Elbette, soldan ADL’ye yönelik, özellikle de İsrail siyasetine karşı muhalefeti ve Siyonizm karşıtlığını antisemitizmle birleştirme eğilimi konusunda bazı haklı eleştiriler var. Tuhaf bir şekilde, grubun şu anki başkanı Jonathan Greenblatt, Musk’un Twitter’ı devralma planını coşkulu bir şekilde memnuniyetle karşıladı ve Musk’a – daha da tuhaf bir şekilde – “zamanımızın Henry Ford’u” adını verdi (Ford sadece önde gelen bir sanayici değildi; aynı zamanda şiddetli bir Yahudi düşmanıydı).
ADL’nin kusurları bir yana, #BanTheADL kampanyası tamamen ırkçı beyazların şikayeti ve kötü niyetli bir “ifade özgürlüğü” savunusuyla ilgiliydi. Kampanya sırasında Musk ayrıca başka bir beyaz üstünlükçüye (beyaz insanlar tarafından uygulanan köleliğin vahşetini küçümseyen birine) “ADL’nin X/Twitter’ı boğmak için çok çabaladığını” iddia ederek yanıt verdi. Musk daha sonra doğrudan ADL’yi dava etmekle tehdit etti ve sanki sorun Musk’ın nefret söyleminin yaygınlaşmasına izin verme kararında değil de yalnızca sitedeki antisemitizmin etiketlenmesindeymiş gibi, X hakkındaki nefret söylemini ifşa etme çabalarının reklamcıları uzaklaştırdığını iddia etti.
ADL’yi dava etmekle tehdit etmesine ve ADL’nin X ile olan iletişimlerinin kayıtlarını nefret söylemi yayan Libs of TikTok’la paylaşacağını belirtmesine rağmen Musk, “her türlü antisemitizme karşı” olduğunu ileri sürdü. Ancak eğer Musk sağcı siyasi şiddet konusunda gerçekten endişeleniyorsa, sosyal medyasında bu endişeye dair bunun hiçbir iz yok. Bunun yerine, beyaz ırkın üstünlüğünü savunanları ve diğer nefret yayıcılarını, yalnızca aşırı sağı ve onların yoldaşlarını daha da cesaretlendirecek şekilde doğrudan teşvik ediyor.

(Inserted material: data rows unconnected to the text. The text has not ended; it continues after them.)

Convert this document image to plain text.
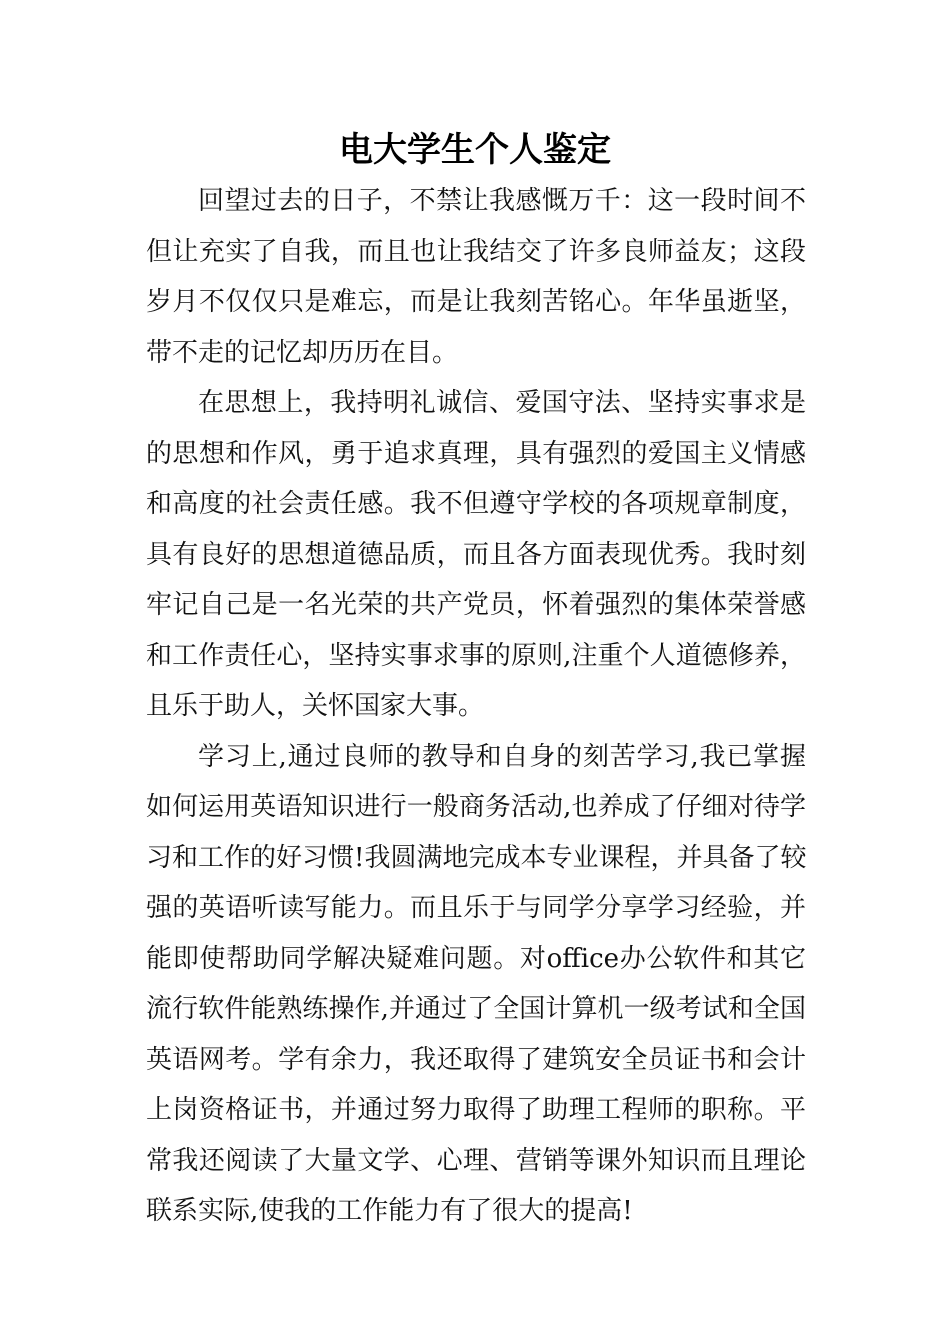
电大学生个人鉴定

回望过去的日子，不禁让我感慨万千：这一段时间不
但让充实了自我，而且也让我结交了许多良师益友；这段
岁月不仅仅只是难忘，而是让我刻苦铭心。年华虽逝坚，
带不走的记忆却历历在目。

在思想上，我持明礼诚信、爱国守法、坚持实事求是
的思想和作风，勇于追求真理，具有强烈的爱国主义情感
和高度的社会责任感。我不但遵守学校的各项规章制度，
具有良好的思想道德品质，而且各方面表现优秀。我时刻
牢记自己是一名光荣的共产党员，怀着强烈的集体荣誉感
和工作责任心，坚持实事求事的原则,注重个人道德修养，
且乐于助人，关怀国家大事。

学习上,通过良师的教导和自身的刻苦学习,我已掌握
如何运用英语知识进行一般商务活动,也养成了仔细对待学
习和工作的好习惯!我圆满地完成本专业课程，并具备了较
强的英语听读写能力。而且乐于与同学分享学习经验，并
能即使帮助同学解决疑难问题。对office办公软件和其它
流行软件能熟练操作,并通过了全国计算机一级考试和全国
英语网考。学有余力，我还取得了建筑安全员证书和会计
上岗资格证书，并通过努力取得了助理工程师的职称。平
常我还阅读了大量文学、心理、营销等课外知识而且理论
联系实际,使我的工作能力有了很大的提高!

LibsOfTikTok öncelikle LGBTQ karşıtı ve özellikle de trans karşıtı nefrete odaklanıyor ve geçen haftaki openDemocracy sütununda belirttiğim gibi, hesabın hedef aldığı kurumlar bomba tehditleriyle karşı karşıya kaldı. Musk’un LibsOfTikTok ile dostluğu, Cumartesi günü Florida’da gerçekleşen neo-Nazi gösterilerinde de açıkça görüldüğü gibi, antisemitizmin, kadın düşmanlığının, komplo teorilerinin ve LGBTQ karşıtlığının bir bütün olduğunun altını çiziyor.
Neo-Naziler
Neo-Naziler şu anda Amerika sokaklarında, özellikle de neo-Nazi etkinliklerinin aylardır sıkça gerçekleştiği Ron DeSantis’in Florida’sında eyleme geçme konusunda açıkça cesaretlendirilmiş durumdalar. Cumartesi günü Disney World dışında gösteri yapan yerel neo-Nazi grubu, şirketin DeSantis’in ‘eşcinsel deme’ (Don’t Say Gay) yasasına kamuoyunda karşı çıkması nedeniyle Disney’i hedef almış gibi görünüyor.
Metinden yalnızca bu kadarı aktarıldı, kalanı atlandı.